Em 2020 uma nova exigência de receitas veterinárias para comprar antibióticos entrou em atividade, porém apenas se aplica para produtores de ração e não se estende para comercialização com fazendas de produção intensiva.

Os animais também são submetidos a ambientes completamente insalubres: locais extremamente apertados, aglomerações, muitas vezes sem luz natural. Esses fatores podem gerar alto níveis de estresse crônico e queda da imunidade, os tornando passíveis a infecções.

Filhotes de porcos têm a amamentação interrompida precocemente, o que também afeta o sistema imunológico. A fim de evitar doenças que podem se espalhar rapidamente entre os animais, o antibiótico é administrado como forma de profilaxia, um tipo de uso indevido e que ainda pode ocultar os casos graves de estresse.

 

Excesso de antibióticos na criação de animais são grave ameaça à saúde pública

Além de impactar profundamente a vida de milhares de animais, o manuseio de antibióticos para além do tratamento de doenças em fazendas industriais também pode ser considerado uma grave ameaça à saúde pública, segundo a OMS.

A população, ao mesmo tempo que pode estar ingerindo antibióticos sem saber, também tem a possibilidade de ser infectada por bactérias derivadas da exploração animal que contaminam todo o ambiente como solos e cursos d’água através das fezes e dejetos gerados pelos animais, que podem inclusive contaminar a produção de vegetais para consumo humano.

Assim como o uso de antibiótico sem recomendação médica pode desenvolver resistência das bactérias, tanto nos humanos quanto nos animais, ao consumir carnes e derivados, como laticínios e ovos, as pessoas passam a consumir também o antibiótico que foi ingerido pelo animal.

Uma pesquisa de 2017 realizada em mais de 20 fazendas industriais de porcos apontou que a média da concentração de antibióticos por 1kg de carne era de 358 mg, muito acima da média global, que é de 172 mg. O estudo foi realizado por Maurício Dutra, da Faculdade de Medicina Veterinária e Zootecnia da USP.

O infectologista do Hospital das Clínicas da USP e professor da Inspirali São Judas, Evaldo Stanislau, ainda aponta que em 2050 o número de mortes por infecções causadas por bactérias pode ser maior do que outras doenças agressivas, como o câncer, caso não seja apresentada uma reversão no uso de antibióticos. Ainda que esteja disponível avanços na medicina, os medicamentos disponíveis podem não ser mais tão eficientes.
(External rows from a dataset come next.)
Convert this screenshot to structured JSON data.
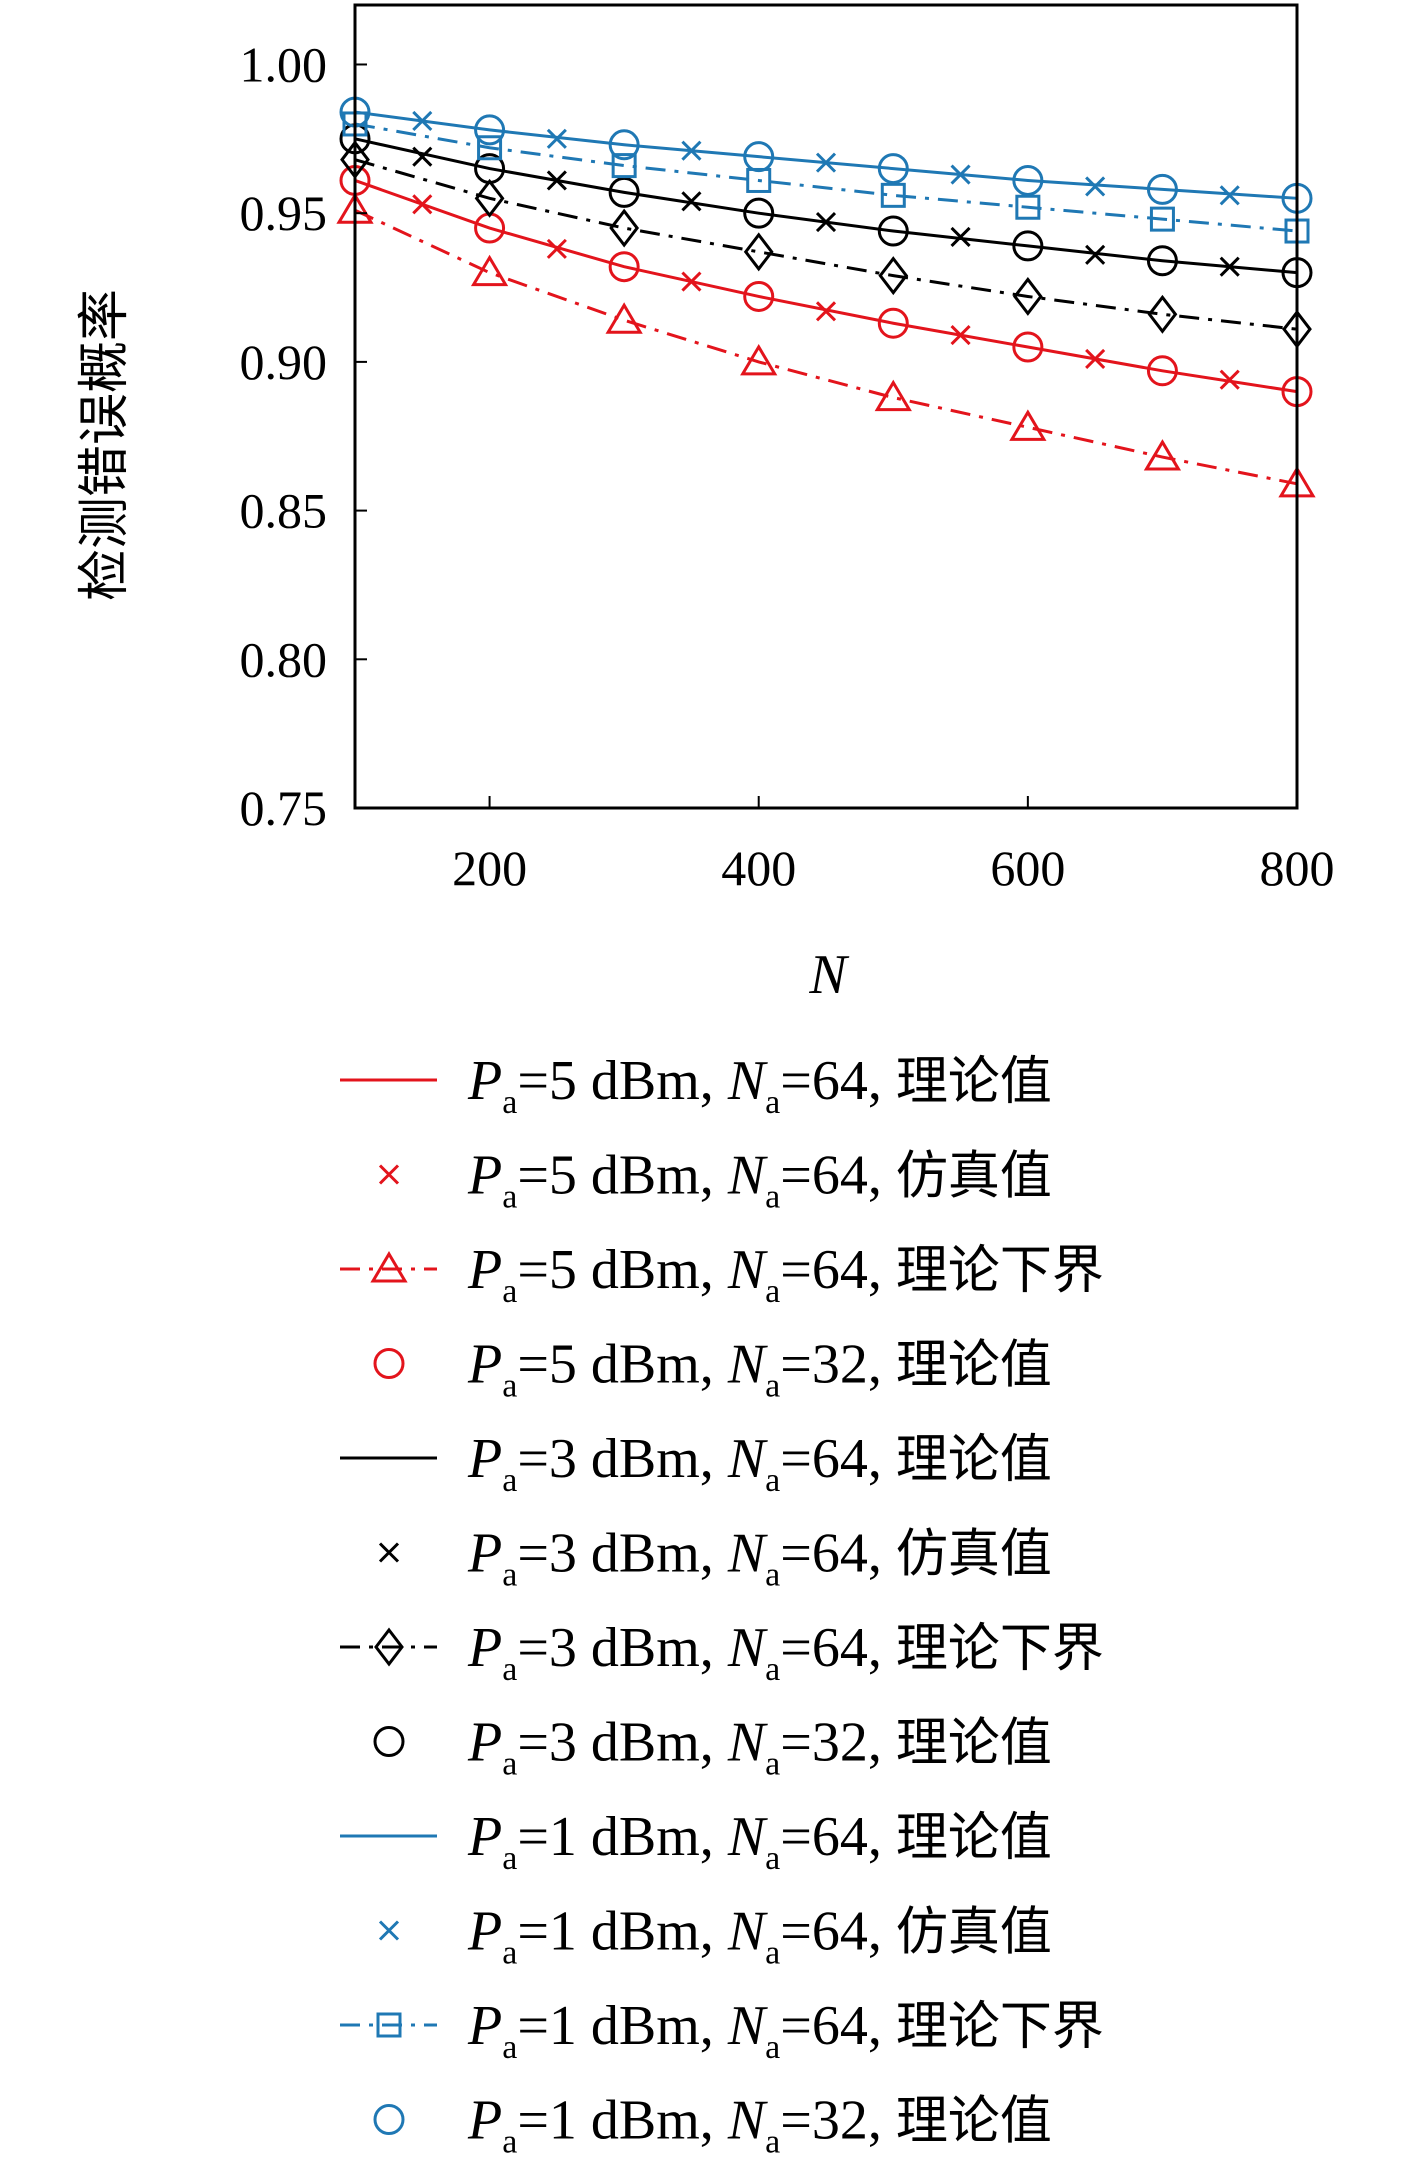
{
  "chart_data": {
    "type": "line",
    "xlabel": "N",
    "ylabel": "检测错误概率",
    "xlim": [
      100,
      800
    ],
    "ylim": [
      0.75,
      1.02
    ],
    "xticks": [
      200,
      400,
      600,
      800
    ],
    "xtick_labels": [
      "200",
      "400",
      "600",
      "800"
    ],
    "yticks": [
      0.75,
      0.8,
      0.85,
      0.9,
      0.95,
      1.0
    ],
    "ytick_labels": [
      "0.75",
      "0.80",
      "0.85",
      "0.90",
      "0.95",
      "1.00"
    ],
    "grid": false,
    "legend_position": "below",
    "colors": {
      "red": "#e3141c",
      "black": "#000000",
      "blue": "#1f78b4"
    },
    "series": [
      {
        "legend": "Pa=5 dBm, Na=64, 理论值",
        "power": "5",
        "antennas": "64",
        "kind": "理论值",
        "color": "red",
        "style": "solid",
        "marker": "none",
        "x": [
          100,
          200,
          300,
          400,
          500,
          600,
          700,
          800
        ],
        "y": [
          0.961,
          0.945,
          0.932,
          0.922,
          0.913,
          0.905,
          0.897,
          0.89
        ]
      },
      {
        "legend": "Pa=5 dBm, Na=64, 仿真值",
        "power": "5",
        "antennas": "64",
        "kind": "仿真值",
        "color": "red",
        "style": "none",
        "marker": "x",
        "x": [
          150,
          250,
          350,
          450,
          550,
          650,
          750
        ],
        "y": [
          0.953,
          0.938,
          0.927,
          0.917,
          0.909,
          0.901,
          0.894
        ]
      },
      {
        "legend": "Pa=5 dBm, Na=64, 理论下界",
        "power": "5",
        "antennas": "64",
        "kind": "理论下界",
        "color": "red",
        "style": "dashdot",
        "marker": "triangle",
        "x": [
          100,
          200,
          300,
          400,
          500,
          600,
          700,
          800
        ],
        "y": [
          0.951,
          0.93,
          0.914,
          0.9,
          0.888,
          0.878,
          0.868,
          0.859
        ]
      },
      {
        "legend": "Pa=5 dBm, Na=32, 理论值",
        "power": "5",
        "antennas": "32",
        "kind": "理论值",
        "color": "red",
        "style": "none",
        "marker": "circle",
        "x": [
          100,
          200,
          300,
          400,
          500,
          600,
          700,
          800
        ],
        "y": [
          0.961,
          0.945,
          0.932,
          0.922,
          0.913,
          0.905,
          0.897,
          0.89
        ]
      },
      {
        "legend": "Pa=3 dBm, Na=64, 理论值",
        "power": "3",
        "antennas": "64",
        "kind": "理论值",
        "color": "black",
        "style": "solid",
        "marker": "none",
        "x": [
          100,
          200,
          300,
          400,
          500,
          600,
          700,
          800
        ],
        "y": [
          0.975,
          0.965,
          0.957,
          0.95,
          0.944,
          0.939,
          0.934,
          0.93
        ]
      },
      {
        "legend": "Pa=3 dBm, Na=64, 仿真值",
        "power": "3",
        "antennas": "64",
        "kind": "仿真值",
        "color": "black",
        "style": "none",
        "marker": "x",
        "x": [
          150,
          250,
          350,
          450,
          550,
          650,
          750
        ],
        "y": [
          0.969,
          0.961,
          0.954,
          0.947,
          0.942,
          0.936,
          0.932
        ]
      },
      {
        "legend": "Pa=3 dBm, Na=64, 理论下界",
        "power": "3",
        "antennas": "64",
        "kind": "理论下界",
        "color": "black",
        "style": "dashdot",
        "marker": "diamond",
        "x": [
          100,
          200,
          300,
          400,
          500,
          600,
          700,
          800
        ],
        "y": [
          0.968,
          0.955,
          0.945,
          0.937,
          0.929,
          0.922,
          0.916,
          0.911
        ]
      },
      {
        "legend": "Pa=3 dBm, Na=32, 理论值",
        "power": "3",
        "antennas": "32",
        "kind": "理论值",
        "color": "black",
        "style": "none",
        "marker": "circle",
        "x": [
          100,
          200,
          300,
          400,
          500,
          600,
          700,
          800
        ],
        "y": [
          0.975,
          0.965,
          0.957,
          0.95,
          0.944,
          0.939,
          0.934,
          0.93
        ]
      },
      {
        "legend": "Pa=1 dBm, Na=64, 理论值",
        "power": "1",
        "antennas": "64",
        "kind": "理论值",
        "color": "blue",
        "style": "solid",
        "marker": "none",
        "x": [
          100,
          200,
          300,
          400,
          500,
          600,
          700,
          800
        ],
        "y": [
          0.984,
          0.978,
          0.973,
          0.969,
          0.965,
          0.961,
          0.958,
          0.955
        ]
      },
      {
        "legend": "Pa=1 dBm, Na=64, 仿真值",
        "power": "1",
        "antennas": "64",
        "kind": "仿真值",
        "color": "blue",
        "style": "none",
        "marker": "x",
        "x": [
          150,
          250,
          350,
          450,
          550,
          650,
          750
        ],
        "y": [
          0.981,
          0.975,
          0.971,
          0.967,
          0.963,
          0.959,
          0.956
        ]
      },
      {
        "legend": "Pa=1 dBm, Na=64, 理论下界",
        "power": "1",
        "antennas": "64",
        "kind": "理论下界",
        "color": "blue",
        "style": "dashdot",
        "marker": "square",
        "x": [
          100,
          200,
          300,
          400,
          500,
          600,
          700,
          800
        ],
        "y": [
          0.98,
          0.972,
          0.966,
          0.961,
          0.956,
          0.952,
          0.948,
          0.944
        ]
      },
      {
        "legend": "Pa=1 dBm, Na=32, 理论值",
        "power": "1",
        "antennas": "32",
        "kind": "理论值",
        "color": "blue",
        "style": "none",
        "marker": "circle",
        "x": [
          100,
          200,
          300,
          400,
          500,
          600,
          700,
          800
        ],
        "y": [
          0.984,
          0.978,
          0.973,
          0.969,
          0.965,
          0.961,
          0.958,
          0.955
        ]
      }
    ]
  }
}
Por esses e outros motivos, é essencial considerar uma saúde que interliga os animais humanos e não humanos, e o meio ambiente. Considere uma alimentação 100% vegetal e mais sustentável para todos os seres.

 

Fontes: Estudo da Proteção Animal Mundial, em parceria com a Universidade de Bolonha, 2018 a 2020 com base em dados de 30 países e da FAO; Organização Mundial da Saúde (OMS); Ministério da Saúde.